You are viewing a plain text version of this content. The canonical link for it is here.
Posted to solr-user@lucene.apache.org by Otis Gospodnetic <ot...@yahoo.com> on 2006/12/22 06:27:09 UTC

Help with spellchecker integration

Hi,
I'm trying to integrate the Lucene-based spellchecker (http://wiki.apache.org/jakarta-lucene/SpellChecker + contrib/spellchecker under Lucene) with Solr (http://issues.apache.org/jira/browse/SOLR-81) in order to provide a query spellchecking service (you enter Speers and it suggest pant^H^H ... Spears).  I've created a generic NGramTokenizer (+ NGramTokenizerFactory + unit test) that I'll attach to SOLR-81 shortly.

What I'm not yet sure about is:
1) integration of this generic n-grammer with that Lucene SpellChecker code - SpellChecker & TRStringDistance classes in particular.
2) mapping n-gram Tokens that come out of my NGramTokenizer to specific field names, like 3start, 4start, gram1, gram2, gram3.... is there is scheme.xml trick one can use to accomplish this?
3) once 2) is done, getting the.... request handler(?) to n-gram the query appropriately and hit the SpellChecker index to try and find alternative spelling suggestions.

Damn, that's a lot of unknowns... on top of that my computer started freezing every half an hour.  Hi Murphy.



Any pointers will be greatly appreciated.

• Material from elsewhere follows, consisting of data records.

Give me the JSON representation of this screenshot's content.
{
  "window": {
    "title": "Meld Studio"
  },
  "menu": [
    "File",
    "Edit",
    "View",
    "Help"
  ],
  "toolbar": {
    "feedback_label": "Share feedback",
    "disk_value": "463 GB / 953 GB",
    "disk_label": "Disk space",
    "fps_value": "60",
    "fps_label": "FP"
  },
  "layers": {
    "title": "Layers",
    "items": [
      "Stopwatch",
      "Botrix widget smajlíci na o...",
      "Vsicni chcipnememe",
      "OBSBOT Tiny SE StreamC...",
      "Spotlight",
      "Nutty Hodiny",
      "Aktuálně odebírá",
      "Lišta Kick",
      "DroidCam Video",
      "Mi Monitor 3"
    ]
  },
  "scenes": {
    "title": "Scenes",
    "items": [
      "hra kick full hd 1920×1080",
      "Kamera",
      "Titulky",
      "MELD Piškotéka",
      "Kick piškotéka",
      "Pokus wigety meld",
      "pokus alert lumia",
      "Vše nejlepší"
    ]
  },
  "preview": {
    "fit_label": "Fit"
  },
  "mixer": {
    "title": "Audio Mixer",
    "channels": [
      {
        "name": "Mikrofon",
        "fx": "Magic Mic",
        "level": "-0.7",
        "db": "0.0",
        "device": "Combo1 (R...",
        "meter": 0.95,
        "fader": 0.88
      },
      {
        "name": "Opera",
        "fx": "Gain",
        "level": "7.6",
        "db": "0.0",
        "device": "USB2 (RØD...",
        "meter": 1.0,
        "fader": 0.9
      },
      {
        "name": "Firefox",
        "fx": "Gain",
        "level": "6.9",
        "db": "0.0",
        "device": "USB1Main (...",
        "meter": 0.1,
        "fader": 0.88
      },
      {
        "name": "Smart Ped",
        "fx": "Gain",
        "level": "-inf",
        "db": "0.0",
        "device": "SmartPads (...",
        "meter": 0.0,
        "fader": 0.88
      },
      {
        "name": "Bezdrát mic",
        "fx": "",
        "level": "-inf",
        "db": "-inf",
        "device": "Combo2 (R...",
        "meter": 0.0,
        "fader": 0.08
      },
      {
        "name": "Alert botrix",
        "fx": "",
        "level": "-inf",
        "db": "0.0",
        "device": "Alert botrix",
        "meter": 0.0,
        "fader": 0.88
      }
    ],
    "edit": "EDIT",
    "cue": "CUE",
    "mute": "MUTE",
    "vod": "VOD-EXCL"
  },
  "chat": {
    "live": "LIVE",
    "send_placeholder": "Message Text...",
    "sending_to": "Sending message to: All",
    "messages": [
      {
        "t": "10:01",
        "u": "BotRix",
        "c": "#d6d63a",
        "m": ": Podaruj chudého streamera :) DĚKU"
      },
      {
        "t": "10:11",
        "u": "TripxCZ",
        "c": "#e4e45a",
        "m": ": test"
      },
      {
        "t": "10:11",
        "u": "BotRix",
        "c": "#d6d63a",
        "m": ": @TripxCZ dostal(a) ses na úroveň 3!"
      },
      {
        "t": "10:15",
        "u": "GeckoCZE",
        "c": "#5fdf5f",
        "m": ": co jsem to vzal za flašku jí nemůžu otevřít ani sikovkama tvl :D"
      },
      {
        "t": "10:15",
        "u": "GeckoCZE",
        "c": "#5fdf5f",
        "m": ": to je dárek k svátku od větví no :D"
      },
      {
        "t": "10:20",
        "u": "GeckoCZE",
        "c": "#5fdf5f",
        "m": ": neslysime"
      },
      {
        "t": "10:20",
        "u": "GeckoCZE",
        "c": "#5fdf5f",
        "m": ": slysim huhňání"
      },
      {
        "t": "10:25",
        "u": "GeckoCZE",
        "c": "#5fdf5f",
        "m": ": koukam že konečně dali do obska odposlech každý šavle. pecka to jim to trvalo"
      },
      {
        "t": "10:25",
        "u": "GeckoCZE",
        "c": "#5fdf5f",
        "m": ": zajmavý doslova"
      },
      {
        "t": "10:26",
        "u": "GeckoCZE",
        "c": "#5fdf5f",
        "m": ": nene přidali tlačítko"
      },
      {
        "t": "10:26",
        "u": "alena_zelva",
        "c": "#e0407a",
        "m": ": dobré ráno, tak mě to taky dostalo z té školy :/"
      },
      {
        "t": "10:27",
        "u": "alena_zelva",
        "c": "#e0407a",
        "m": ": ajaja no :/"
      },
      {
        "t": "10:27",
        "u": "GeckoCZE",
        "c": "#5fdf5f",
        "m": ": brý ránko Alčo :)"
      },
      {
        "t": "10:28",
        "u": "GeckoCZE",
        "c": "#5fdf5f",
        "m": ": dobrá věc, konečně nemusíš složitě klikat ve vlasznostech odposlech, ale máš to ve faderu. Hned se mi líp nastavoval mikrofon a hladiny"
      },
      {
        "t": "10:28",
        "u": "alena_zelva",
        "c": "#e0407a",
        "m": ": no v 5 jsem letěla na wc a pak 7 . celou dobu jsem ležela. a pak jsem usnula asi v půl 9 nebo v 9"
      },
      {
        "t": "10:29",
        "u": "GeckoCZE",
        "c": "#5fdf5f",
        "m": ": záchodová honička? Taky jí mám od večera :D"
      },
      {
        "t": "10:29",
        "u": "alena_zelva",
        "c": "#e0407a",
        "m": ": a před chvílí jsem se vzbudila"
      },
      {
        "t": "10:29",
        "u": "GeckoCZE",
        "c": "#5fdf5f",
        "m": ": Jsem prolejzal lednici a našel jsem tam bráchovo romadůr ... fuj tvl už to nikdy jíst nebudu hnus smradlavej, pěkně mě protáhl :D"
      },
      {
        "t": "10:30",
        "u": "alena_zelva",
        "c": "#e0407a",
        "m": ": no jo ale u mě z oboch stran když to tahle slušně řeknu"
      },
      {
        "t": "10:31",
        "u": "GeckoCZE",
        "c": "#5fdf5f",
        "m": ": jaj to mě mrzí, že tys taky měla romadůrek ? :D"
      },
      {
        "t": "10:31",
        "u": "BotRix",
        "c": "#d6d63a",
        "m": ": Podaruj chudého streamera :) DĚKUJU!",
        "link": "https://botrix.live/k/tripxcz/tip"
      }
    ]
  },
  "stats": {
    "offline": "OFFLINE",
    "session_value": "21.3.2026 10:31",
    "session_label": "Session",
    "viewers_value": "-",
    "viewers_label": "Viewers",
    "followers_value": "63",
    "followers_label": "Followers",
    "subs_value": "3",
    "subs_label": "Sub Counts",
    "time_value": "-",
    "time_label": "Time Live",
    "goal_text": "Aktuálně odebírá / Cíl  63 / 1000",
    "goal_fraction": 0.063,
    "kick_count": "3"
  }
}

Thanks,
Otis




Re: Help with spellchecker integration

Posted by Thorsten Scherler <th...@juntadeandalucia.es>.
On Thu, 2006-12-21 at 21:27 -0800, Otis Gospodnetic wrote: 
> Hi,
> I'm trying to integrate the Lucene-based spellchecker (http://wiki.apache.org/jakarta-lucene/SpellChecker + contrib/spellchecker under Lucene) with Solr (http://issues.apache.org/jira/browse/SOLR-81) in order to provide a query spellchecking service (you enter Speers and it suggest pant^H^H ... Spears).  I've created a generic NGramTokenizer (+ NGramTokenizerFactory + unit test) that I'll attach to SOLR-81 shortly.
> 
> What I'm not yet sure about is:
> 1) integration of this generic n-grammer with that Lucene SpellChecker code - SpellChecker & TRStringDistance classes in particular.

Hmm, reading SOLR-81, you actually have everything you need.

> 2) mapping n-gram Tokens that come out of my NGramTokenizer to specific field names, like 3start, 4start, gram1, gram2, gram3.... is there is scheme.xml trick one can use to accomplish this?

It is in the issue:
...
<!-- Here you map the @source="word" to @dest="gram2" 
     What is does is copying the word input to the gram2 field-->
<copyField source="word" dest="gram2"/>
...
<!-- Here you define what happens if the field "gram2" get indexed.
     The solr.NGramTokenizerFactory will return the different
combination of tokens -->
<fieldtype name="gram2" class="solr.TextField"> 
  <analyzer> 
    <!--more tokenizer --> 
    <tokenizer 
      class="solr.NGramTokenizerFactory" minGram="2" maxGram="2"/> 
  </analyzer> 
</fieldtype>

The above shows how to configure the second (spellcheck) index, however
if you want to update both indexes at the same time you need to write
your own implementation of the update servlet.

> 3) once 2) is done, getting the.... request handler(?) to n-gram the query appropriately and hit the SpellChecker index to try and find alternative spelling suggestions.

hmm, not sure, actually IMHO that highly depends on how you plan to use
it in the end. I mean there is more then one way to use spell check.

In the issue they talked about AJAX suggestions but that would be IMO
before the actual search request. If you want to have it in the request
handler then you need to decide how and when the spellchecker comes into
place.

Like if the normal search does not return a result or parallel. Parallel
would search in the spell check index for alternatives, use this
alternatives to dispatch the alternative word query and later on parse
the result of directly into the output writer. Here you have again
different alternatives, you can attack the solr index directly (loosing
all the cool feature) 

Or you want the google thingy "Did you mean".

... in any form 
start with:
public class NGramRequestHandler extends StandardRequestHandler
implements SolrRequestHandler, SolrInfoMBean {
    public void handleRequest(SolrQueryRequest req, SolrQueryResponse
rsp) {
        // Depending on the use case do your processing here
    }
}

This way you just need to implement the class specific methods. 


> 
> Damn, that's a lot of unknowns... on top of that my computer started freezing every half an hour.  Hi Murphy.
> 
> 
> 
> Any pointers will be greatly appreciated. Thanks,

HTH a wee bit.

salu2

> Otis
> 
> 
>